Luminosity distance and redshift in the Szekeres inhomogeneous cosmological models

TL;DR

This paper develops a numerical framework to compute luminosity distance and redshift in the general Szekeres inhomogeneous cosmological models, enabling more accurate modeling of the universe's true lumpy structure.

Contribution

It introduces a method to integrate distances and redshift in the most general Szekeres models without symmetry assumptions, expanding their applicability.

Findings

Framework for numerical integration of distances in Szekeres models

Derivation of differential equations for null geodesics and redshift

Potential for improved comparison with cosmological observations

Abstract

The Szekeres inhomogeneous models can be used to model the true lumpy universe that we observe. This family of exact solutions to Einstein's equations was originally derived with a general metric that has no symmetries.

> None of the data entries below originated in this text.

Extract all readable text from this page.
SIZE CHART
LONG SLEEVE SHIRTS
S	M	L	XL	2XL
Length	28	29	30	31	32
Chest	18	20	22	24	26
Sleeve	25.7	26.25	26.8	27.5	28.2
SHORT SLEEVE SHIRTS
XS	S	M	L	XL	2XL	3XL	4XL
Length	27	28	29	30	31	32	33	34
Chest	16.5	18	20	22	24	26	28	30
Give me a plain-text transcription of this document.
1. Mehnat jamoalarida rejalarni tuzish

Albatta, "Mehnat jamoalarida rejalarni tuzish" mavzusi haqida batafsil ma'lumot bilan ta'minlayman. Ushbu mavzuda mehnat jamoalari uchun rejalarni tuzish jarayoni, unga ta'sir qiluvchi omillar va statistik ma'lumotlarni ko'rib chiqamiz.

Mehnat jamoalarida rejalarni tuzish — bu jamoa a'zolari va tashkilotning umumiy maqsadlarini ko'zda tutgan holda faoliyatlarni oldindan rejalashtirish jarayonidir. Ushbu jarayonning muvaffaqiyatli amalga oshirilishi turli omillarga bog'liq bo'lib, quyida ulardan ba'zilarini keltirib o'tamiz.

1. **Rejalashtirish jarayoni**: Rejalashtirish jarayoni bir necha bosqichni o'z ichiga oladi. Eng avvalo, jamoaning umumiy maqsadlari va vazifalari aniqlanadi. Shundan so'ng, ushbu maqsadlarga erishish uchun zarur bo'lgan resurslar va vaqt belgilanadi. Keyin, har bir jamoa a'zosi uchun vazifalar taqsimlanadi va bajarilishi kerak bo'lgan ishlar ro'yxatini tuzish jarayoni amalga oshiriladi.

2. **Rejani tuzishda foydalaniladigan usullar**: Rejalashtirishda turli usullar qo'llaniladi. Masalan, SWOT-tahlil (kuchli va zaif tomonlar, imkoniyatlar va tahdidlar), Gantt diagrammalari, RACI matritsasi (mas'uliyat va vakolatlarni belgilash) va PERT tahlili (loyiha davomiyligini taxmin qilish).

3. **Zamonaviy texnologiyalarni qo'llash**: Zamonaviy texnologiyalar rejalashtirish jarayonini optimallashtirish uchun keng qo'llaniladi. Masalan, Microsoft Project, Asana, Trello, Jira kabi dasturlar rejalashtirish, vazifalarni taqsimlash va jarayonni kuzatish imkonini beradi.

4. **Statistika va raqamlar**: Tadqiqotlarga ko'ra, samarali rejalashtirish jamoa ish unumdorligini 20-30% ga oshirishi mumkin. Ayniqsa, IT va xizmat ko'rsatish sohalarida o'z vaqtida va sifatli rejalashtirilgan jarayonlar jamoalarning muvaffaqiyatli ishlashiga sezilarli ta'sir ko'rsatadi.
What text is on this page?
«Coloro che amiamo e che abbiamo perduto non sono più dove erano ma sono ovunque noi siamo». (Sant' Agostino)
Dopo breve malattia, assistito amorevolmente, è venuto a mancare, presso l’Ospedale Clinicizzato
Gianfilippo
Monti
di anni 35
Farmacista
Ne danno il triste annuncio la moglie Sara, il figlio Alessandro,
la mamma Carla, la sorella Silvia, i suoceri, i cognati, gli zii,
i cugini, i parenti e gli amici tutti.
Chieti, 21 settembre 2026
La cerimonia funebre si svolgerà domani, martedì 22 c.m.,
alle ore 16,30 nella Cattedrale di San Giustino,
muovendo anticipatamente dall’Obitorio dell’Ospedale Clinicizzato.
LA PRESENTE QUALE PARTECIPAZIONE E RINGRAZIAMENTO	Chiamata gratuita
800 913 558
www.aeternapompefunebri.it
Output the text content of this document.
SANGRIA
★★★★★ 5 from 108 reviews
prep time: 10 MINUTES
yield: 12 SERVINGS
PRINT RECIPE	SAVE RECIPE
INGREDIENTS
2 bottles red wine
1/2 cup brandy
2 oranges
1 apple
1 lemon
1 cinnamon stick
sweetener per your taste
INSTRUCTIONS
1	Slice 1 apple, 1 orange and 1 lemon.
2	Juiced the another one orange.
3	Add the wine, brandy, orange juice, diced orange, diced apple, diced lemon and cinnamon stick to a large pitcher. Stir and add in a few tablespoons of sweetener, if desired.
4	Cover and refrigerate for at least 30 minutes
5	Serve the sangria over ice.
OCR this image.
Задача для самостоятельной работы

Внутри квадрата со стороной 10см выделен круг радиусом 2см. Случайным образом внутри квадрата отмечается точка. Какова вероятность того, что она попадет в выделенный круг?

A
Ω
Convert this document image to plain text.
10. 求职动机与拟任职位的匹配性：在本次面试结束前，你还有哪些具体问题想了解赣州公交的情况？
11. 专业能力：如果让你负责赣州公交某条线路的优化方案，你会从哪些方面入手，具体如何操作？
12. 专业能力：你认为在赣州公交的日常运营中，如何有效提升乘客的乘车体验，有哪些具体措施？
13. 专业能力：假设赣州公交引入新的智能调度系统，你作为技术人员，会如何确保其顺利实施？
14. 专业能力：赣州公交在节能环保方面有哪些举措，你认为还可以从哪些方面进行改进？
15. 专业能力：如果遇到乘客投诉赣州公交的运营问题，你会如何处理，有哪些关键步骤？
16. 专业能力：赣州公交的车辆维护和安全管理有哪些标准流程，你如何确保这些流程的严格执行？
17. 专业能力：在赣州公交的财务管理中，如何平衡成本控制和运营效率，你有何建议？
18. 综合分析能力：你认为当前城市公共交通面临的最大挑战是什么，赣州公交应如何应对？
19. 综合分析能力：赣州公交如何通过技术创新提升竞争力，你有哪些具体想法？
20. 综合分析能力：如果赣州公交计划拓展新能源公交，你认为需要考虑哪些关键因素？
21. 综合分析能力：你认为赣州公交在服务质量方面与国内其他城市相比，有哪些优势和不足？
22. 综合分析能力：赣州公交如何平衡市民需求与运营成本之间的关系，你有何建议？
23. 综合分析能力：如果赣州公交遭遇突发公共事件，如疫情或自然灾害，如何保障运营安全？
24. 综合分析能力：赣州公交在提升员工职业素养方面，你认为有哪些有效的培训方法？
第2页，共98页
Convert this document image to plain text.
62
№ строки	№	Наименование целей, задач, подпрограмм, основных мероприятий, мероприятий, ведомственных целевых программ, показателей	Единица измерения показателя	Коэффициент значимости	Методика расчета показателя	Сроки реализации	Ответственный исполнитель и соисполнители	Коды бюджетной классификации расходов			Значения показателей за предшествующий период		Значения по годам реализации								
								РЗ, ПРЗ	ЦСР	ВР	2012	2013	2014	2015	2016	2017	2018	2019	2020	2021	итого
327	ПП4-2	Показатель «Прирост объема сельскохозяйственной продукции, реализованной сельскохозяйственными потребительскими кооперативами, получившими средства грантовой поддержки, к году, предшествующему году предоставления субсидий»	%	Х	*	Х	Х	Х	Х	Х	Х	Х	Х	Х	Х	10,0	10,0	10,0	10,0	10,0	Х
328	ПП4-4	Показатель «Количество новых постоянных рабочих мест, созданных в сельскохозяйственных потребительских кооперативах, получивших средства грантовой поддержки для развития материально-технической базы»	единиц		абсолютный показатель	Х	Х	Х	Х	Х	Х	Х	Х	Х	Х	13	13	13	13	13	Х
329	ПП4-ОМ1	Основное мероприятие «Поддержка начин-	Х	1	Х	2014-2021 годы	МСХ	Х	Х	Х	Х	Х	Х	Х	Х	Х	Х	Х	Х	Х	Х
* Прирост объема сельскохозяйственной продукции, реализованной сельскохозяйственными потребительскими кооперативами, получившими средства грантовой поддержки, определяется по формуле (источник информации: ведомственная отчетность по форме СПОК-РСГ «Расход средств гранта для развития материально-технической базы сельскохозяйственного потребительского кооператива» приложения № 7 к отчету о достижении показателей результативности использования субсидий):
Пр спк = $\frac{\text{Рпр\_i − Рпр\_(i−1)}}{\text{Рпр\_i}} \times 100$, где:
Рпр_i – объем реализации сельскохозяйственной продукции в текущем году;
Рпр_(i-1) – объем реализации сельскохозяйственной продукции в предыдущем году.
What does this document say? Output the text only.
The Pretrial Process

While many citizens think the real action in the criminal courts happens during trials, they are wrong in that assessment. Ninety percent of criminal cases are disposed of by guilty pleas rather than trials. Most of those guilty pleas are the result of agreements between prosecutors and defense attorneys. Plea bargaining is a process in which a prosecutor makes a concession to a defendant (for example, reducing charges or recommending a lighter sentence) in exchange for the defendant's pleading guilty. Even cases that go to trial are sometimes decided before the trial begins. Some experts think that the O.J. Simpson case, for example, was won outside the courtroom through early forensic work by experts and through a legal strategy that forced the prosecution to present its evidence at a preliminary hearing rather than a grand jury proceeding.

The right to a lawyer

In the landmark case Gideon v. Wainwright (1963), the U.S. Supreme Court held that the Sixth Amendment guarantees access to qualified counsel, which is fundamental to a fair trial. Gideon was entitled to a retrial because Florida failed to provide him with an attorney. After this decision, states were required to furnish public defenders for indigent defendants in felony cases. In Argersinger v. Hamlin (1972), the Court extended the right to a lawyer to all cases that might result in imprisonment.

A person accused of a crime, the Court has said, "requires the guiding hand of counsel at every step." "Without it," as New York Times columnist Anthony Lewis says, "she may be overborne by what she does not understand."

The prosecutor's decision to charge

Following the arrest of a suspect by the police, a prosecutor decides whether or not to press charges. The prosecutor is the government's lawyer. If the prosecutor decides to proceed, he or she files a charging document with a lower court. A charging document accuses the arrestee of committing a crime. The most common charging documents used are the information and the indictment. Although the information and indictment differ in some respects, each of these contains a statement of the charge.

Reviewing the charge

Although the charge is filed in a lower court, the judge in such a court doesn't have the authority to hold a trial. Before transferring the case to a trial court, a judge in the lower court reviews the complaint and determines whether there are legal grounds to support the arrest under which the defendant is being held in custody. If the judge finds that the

In this work, we develop and use a framework to integrate the angular diameter and luminosity distances in the general Szekeres models. We use the affine null geodesic equations in order to derive a set of first-order ordinary differential equations that can be integrated numerically to calculate the partial derivatives of the null vector components. These equations allow the integration in all generality of the distances in the Szekeres models and some examples are given. The redshift is determined from simultaneous integration of the null geodesic equations. This work does not assume spherical or axial symmetry, and the results will be useful for comparisons of the general Szekeres inhomogeneous models to current and future cosmological data.